Exemple d’interprétation concrète
Prenons un revenu net professionnel annuel de 55 000 €. Dans ce cas, la retraite de base comprend une tranche pleine jusqu’au PASS puis une petite fraction en tranche supérieure. La retraite complémentaire se situe dans une classe intermédiaire ou haute selon les barèmes retenus. Si l’activité est conventionnée, l’ASV s’ajoute. Le total annuel doit ensuite être ramené en mensualité moyenne pour mesurer l’impact sur le cabinet. Ce passage du brut annuel au rythme mensuel est l’étape la plus utile pour la gestion.
Le graphique intégré au simulateur est justement conçu pour cela : il ne montre pas seulement le total, mais la répartition entre chaque bloc. Cette visualisation est précieuse quand vous souhaitez arbitrer entre rémunération immédiate, investissement matériel, embauche d’un remplaçant ou constitution d’une trésorerie de sécurité.
Faut-il intégrer l’ACRE dans le calcul ?
Oui, mais avec prudence. L’ACRE ne s’applique pas uniformément à toutes les cotisations et son impact dépend du cadre exact de votre installation. Dans ce simulateur, elle est traitée comme une réduction estimative de la retraite de base afin de matérialiser son effet de démarrage. Cette méthode est volontairement prudente : elle permet d’obtenir une image plus réaliste qu’un calcul sans aucun allègement, tout en évitant de laisser croire que l’ensemble des lignes CARPIMKO serait effacé.
Si vous êtes concerné, le bon réflexe est de comparer deux scénarios : avec ACRE et sans ACRE. Cela permet de mesurer le bénéfice réel de l’aide, mais surtout de préparer l’année suivante, quand les appels redeviennent plus proches du régime normal.
Les erreurs les plus fréquentes dans le calcul des cotisations CARPIMKO
- Confondre revenu, chiffre d’affaires et bénéfice net professionnel.
- Oublier qu’une cotisation peut être forfaitaire ou par classe et non strictement proportionnelle.
- Négliger le rôle du PASS dans les plafonds et dans les tranches.
- Ignorer les régularisations après déclaration du revenu réel.
- Ne pas distinguer activité conventionnée et activité non conventionnée.
- Comparer un appel mensuel avec un revenu annuel sans retraitement homogène.

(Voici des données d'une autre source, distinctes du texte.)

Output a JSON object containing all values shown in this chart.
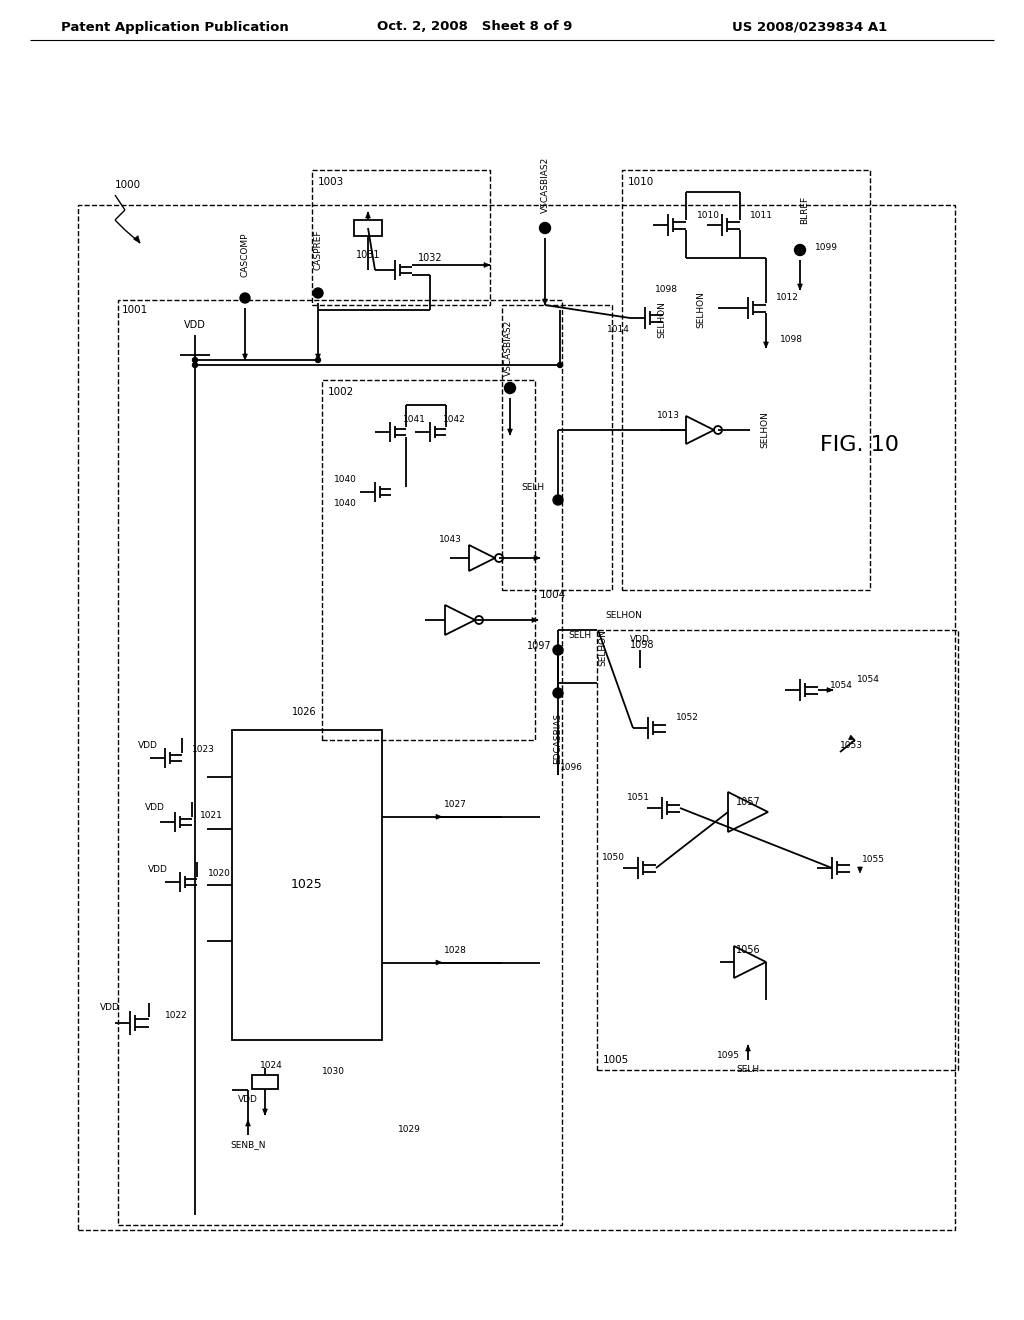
{
  "bg_color": "#ffffff",
  "header_left": "Patent Application Publication",
  "header_center": "Oct. 2, 2008   Sheet 8 of 9",
  "header_right": "US 2008/0239834 A1",
  "fig_label": "FIG. 10",
  "line_color": "#000000",
  "text_color": "#000000",
  "lw": 1.3
}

Comment utiliser ce simulateur intelligemment
La meilleure méthode consiste à tester plusieurs hypothèses. Commencez avec votre revenu prudent, par exemple 40 000 €. Ensuite, comparez avec un scénario central à 55 000 € puis un scénario ambitieux à 70 000 €. Regardez à chaque fois :
- le total annuel de cotisations,
- le coût moyen mensuel,
- le taux effectif sur revenu,
- la part de la retraite complémentaire dans l’ensemble.
Cette approche par scénarios vous donne une vision plus utile que la simple lecture d’un seul chiffre. Vous pourrez ainsi préparer votre trésorerie, estimer l’intérêt d’une hausse d’activité, ajuster vos prélèvements personnels et sécuriser vos obligations sociales.

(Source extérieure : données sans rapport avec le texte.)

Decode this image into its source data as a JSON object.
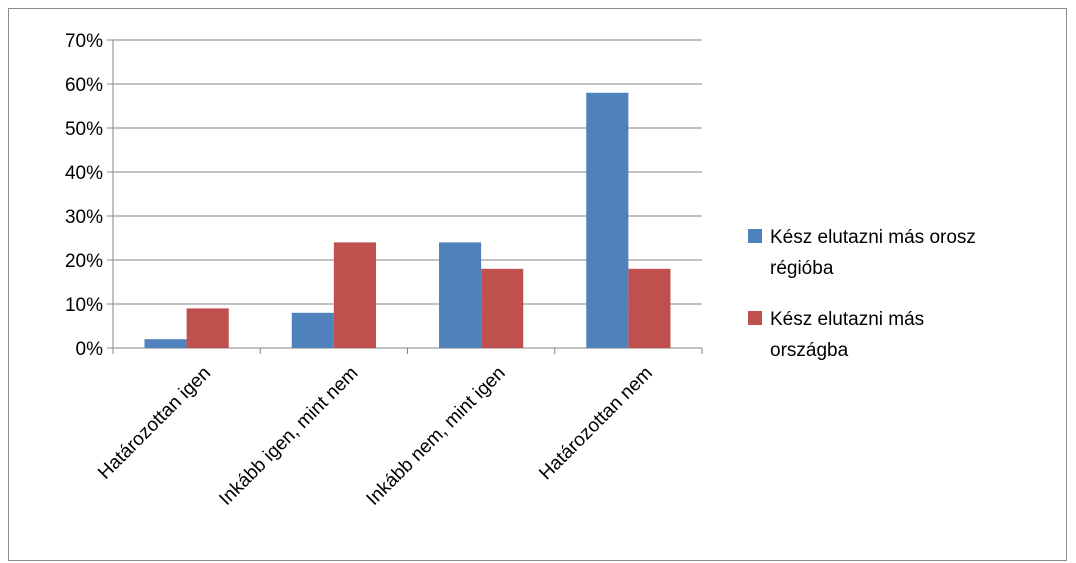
{
  "chart_data": {
    "type": "bar",
    "title": "",
    "xlabel": "",
    "ylabel": "",
    "categories": [
      "Határozottan igen",
      "Inkább igen, mint nem",
      "Inkább nem, mint igen",
      "Határozottan nem"
    ],
    "series": [
      {
        "name": "Kész elutazni más orosz régióba",
        "legend_lines": [
          "Kész elutazni más orosz",
          "régióba"
        ],
        "color": "#4f81bd",
        "values": [
          2,
          8,
          24,
          58
        ]
      },
      {
        "name": "Kész elutazni más országba",
        "legend_lines": [
          "Kész elutazni más",
          "országba"
        ],
        "color": "#c0504d",
        "values": [
          9,
          24,
          18,
          18
        ]
      }
    ],
    "ylim": [
      0,
      70
    ],
    "yticks": [
      0,
      10,
      20,
      30,
      40,
      50,
      60,
      70
    ],
    "ytick_labels": [
      "0%",
      "10%",
      "20%",
      "30%",
      "40%",
      "50%",
      "60%",
      "70%"
    ],
    "grid": true,
    "legend_position": "right"
  }
}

Sources externes et repères utiles
Pour compléter votre compréhension des mécanismes de plafonds, de cotisations et de retraite des travailleurs indépendants, vous pouvez consulter des ressources académiques ou institutionnelles sur les systèmes contributifs et les plafonds de cotisation :
- IRS – Self-Employed Individuals Tax Center
- SSA.gov – Contribution and Benefit Base
- Boston College – Center for Retirement Research
En résumé
Le calcul cotisations CARPIMKO n’est pas qu’une formalité administrative. C’est un élément central de votre modèle économique de professionnel libéral. Bien compris, il vous aide à piloter vos honoraires, votre trésorerie, votre prévoyance et votre retraite. Mal anticipé, il peut créer des tensions de cash importantes, surtout lors des premières années d’activité ou lors des régularisations.
Utilisez le calculateur en haut de page pour obtenir une première estimation chiffrée, puis comparez plusieurs niveaux de revenu. Vous aurez ainsi une vision concrète, immédiatement exploitable, de vos cotisations annuelles et mensuelles.